I seem to have my life under control. Everything seems to be quite organized, or so I thought.
But as I reflect on my sleeping schedule, my stress level and my body signals, I can’t help but face the reality. The truth is I’m burning out.
Going for a master’s degree is no joke. I’m doing something really great, something much bigger than myself, and I’m paying a lot for it. Financially, physically and emotionally.
Without realizing it, I’ve sucked myself into the typical Hong Kong lifestyle.
I want to do more than what my body is capable of. How did I get myself in this mess?
This part-time master’s program takes two years, and it’s been a very deep learning curve for me. I was falling into a deep black hole without even realizing the consequences of how it can destroy me.
After a year of full-time work, I called it quits and found work that better matched the hours and lifestyle I needed for school.

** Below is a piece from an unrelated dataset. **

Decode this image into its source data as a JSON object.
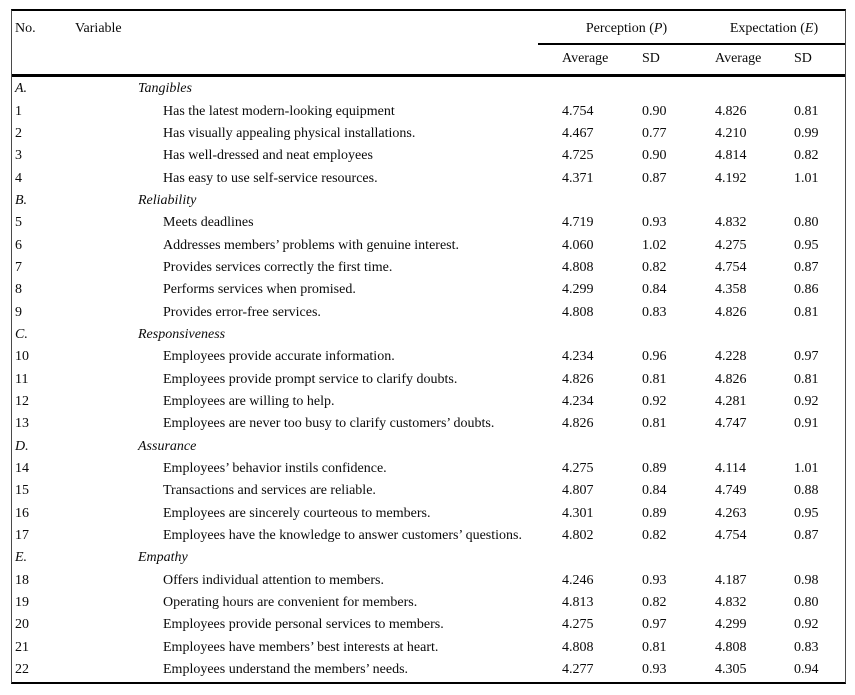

I taught myself to re-adjust. I told myself that it is okay and found a new way to balance my life.
It was scary to see myself falling apart, to suffer from a work burnout that took a toll on my health and well-being but I’m finally changing the rules of the game.
Life is tricky but we need to look back and reflect and make the necessary changes.
I’m glad I did. Doing my master’s in Hong Kong was the best decision I’ve ever made and I don’t regret any of it.